Cada bocado era más que alimento. Era resistencia. Era amor servido en loza tibia o fría. Era la promesa de que el cuerpo se puede reconciliar con la vida cuando encuentra ternura en lo cotidiano.

Y el cuerpo, como si hubiese escuchado esa fidelidad silenciosa, empezó a responder.

Al entrar en el cuarto mes, pude levantarme sola. El riesgo disminuyó y por primera vez en tanto tiempo, respiré como si no tuviera que defenderme de mí misma.

La barriga ya se insinuaba bajo mis camisetas amplias o mis floridos vestidos. Y me pareció que llegó el momento de tomar una decisión: llamaría a mamá. No le hablaría del embarazo aún, sin un padre, solo habría juicio, decepción, preguntas sin consuelo. Así que repasé conversaciones imaginarias con cautela, una a una, como si al ordenarlas pudiera evitar las grietas. Y entonces, sin más pretextos, marqué su número.
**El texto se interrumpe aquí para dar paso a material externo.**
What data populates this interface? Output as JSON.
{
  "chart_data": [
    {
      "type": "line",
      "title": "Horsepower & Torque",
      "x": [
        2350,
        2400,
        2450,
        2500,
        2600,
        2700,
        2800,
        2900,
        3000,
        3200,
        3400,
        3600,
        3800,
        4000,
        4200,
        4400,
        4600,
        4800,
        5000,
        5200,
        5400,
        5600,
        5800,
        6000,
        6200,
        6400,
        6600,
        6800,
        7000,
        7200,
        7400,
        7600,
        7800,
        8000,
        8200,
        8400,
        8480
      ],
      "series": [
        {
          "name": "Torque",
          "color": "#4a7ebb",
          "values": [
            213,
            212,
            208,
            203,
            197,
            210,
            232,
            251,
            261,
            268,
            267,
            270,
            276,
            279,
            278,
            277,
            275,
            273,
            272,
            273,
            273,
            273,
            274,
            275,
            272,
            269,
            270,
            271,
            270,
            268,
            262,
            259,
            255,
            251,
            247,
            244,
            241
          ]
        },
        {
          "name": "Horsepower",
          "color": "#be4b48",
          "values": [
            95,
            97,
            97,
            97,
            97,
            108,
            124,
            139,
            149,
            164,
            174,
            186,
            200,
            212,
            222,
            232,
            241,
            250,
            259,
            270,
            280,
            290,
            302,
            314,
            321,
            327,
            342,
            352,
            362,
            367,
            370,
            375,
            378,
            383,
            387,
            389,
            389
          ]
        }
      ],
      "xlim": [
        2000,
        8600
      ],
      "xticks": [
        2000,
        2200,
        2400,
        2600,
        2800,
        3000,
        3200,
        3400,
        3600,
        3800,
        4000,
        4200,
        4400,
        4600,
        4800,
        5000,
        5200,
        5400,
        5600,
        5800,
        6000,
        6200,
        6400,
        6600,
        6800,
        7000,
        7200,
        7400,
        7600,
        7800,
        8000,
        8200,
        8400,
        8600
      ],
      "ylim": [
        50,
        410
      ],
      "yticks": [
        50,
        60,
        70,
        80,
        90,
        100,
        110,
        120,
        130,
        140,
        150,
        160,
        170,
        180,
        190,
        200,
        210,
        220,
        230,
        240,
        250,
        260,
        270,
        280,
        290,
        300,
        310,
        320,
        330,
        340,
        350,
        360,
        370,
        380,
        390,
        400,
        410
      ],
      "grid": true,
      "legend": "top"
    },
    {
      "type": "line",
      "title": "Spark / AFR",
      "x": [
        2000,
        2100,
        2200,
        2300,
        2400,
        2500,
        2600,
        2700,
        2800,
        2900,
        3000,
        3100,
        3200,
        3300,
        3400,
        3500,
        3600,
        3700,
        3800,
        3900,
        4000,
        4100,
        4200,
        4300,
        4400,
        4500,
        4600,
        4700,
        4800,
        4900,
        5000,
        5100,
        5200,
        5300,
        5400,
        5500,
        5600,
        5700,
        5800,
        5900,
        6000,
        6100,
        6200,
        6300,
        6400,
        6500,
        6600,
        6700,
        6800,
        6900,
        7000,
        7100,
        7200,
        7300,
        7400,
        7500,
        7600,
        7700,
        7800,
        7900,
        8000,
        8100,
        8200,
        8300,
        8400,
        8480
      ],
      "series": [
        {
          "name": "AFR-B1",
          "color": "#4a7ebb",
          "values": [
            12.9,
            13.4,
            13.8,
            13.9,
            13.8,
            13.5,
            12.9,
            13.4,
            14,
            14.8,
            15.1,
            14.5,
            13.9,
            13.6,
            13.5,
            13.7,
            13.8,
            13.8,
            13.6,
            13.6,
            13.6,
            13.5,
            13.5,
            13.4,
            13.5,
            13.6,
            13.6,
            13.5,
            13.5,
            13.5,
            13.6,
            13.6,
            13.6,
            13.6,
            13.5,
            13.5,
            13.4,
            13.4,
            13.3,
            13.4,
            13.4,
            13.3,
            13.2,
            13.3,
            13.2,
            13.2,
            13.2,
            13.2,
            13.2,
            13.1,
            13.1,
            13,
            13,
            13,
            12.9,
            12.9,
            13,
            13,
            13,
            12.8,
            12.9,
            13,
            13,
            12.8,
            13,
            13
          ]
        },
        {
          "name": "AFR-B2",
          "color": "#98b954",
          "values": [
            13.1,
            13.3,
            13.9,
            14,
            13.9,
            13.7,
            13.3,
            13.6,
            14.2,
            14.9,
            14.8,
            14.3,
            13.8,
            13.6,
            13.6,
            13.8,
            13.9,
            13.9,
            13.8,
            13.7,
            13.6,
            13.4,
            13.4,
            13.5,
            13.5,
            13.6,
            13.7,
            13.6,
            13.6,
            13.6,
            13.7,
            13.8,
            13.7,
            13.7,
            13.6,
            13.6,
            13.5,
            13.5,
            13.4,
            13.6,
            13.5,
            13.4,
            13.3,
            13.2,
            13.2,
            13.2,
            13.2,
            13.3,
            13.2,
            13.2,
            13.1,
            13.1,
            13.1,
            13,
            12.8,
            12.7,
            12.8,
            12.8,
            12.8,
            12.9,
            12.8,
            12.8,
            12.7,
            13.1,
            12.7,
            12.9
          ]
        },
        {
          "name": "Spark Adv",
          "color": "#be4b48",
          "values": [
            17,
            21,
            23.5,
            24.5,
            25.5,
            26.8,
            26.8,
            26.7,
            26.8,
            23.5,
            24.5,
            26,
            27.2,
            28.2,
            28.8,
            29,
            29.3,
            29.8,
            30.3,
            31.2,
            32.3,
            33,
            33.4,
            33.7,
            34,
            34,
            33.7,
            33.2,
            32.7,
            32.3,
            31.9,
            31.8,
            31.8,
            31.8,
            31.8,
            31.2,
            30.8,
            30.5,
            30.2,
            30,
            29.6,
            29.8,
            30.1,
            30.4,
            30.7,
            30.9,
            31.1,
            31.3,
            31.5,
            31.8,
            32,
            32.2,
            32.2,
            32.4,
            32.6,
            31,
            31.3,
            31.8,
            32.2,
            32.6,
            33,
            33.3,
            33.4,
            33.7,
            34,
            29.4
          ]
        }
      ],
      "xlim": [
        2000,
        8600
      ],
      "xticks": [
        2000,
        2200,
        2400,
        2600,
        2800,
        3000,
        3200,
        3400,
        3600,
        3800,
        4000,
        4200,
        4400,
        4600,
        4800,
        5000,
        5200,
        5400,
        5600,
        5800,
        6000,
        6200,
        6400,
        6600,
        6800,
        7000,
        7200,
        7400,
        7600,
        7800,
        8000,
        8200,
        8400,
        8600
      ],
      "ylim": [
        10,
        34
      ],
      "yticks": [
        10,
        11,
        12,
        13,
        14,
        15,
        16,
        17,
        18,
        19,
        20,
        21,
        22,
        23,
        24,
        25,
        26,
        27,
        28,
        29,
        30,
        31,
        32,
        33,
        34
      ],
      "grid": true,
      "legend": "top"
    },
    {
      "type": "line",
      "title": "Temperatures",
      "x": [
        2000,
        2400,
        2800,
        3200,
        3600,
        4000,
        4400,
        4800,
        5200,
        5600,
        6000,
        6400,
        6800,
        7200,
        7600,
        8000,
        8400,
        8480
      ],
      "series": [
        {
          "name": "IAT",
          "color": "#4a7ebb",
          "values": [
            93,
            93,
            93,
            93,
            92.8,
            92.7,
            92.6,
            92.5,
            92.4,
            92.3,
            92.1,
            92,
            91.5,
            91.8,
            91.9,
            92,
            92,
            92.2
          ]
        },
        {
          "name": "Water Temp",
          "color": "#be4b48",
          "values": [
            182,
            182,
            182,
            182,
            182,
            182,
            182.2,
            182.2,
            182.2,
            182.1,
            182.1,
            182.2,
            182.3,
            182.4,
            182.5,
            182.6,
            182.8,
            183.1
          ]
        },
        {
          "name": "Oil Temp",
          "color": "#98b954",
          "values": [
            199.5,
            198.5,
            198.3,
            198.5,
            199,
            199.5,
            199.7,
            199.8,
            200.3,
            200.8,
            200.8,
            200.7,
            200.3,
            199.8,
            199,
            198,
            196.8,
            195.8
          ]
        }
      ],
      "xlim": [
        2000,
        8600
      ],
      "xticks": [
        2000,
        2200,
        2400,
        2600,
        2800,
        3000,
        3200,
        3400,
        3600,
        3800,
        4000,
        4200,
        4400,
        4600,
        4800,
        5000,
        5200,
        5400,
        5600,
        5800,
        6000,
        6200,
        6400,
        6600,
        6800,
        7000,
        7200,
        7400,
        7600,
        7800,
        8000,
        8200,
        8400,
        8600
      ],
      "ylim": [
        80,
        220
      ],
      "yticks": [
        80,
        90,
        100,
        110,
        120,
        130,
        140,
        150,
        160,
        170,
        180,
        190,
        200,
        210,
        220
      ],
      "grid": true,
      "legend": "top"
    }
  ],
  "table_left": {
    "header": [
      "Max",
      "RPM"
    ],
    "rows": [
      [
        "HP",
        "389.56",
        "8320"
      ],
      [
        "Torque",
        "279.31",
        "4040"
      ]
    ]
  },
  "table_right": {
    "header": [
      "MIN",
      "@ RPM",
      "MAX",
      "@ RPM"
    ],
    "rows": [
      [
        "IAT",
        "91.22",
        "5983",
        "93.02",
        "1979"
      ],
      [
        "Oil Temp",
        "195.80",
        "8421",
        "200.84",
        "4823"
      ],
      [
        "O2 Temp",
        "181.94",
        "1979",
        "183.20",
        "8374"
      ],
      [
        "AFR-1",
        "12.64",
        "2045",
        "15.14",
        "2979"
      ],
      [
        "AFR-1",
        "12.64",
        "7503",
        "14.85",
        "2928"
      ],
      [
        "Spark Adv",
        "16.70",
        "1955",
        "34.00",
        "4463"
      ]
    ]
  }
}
—Hasta que por fin te acuerdas de que tienes madre. Pensé que no sabría de ti hasta fin de año —exclamó mi madre, con ese tono que mezcla reproche y cariño como solo ella sabe hacerlo.

—Buenas tardes. Lo siento, madre. He estado atravesando un momento difícil… muy difícil —respondí, tratando de envolver la pena con cortesía—. ¿Cómo estás?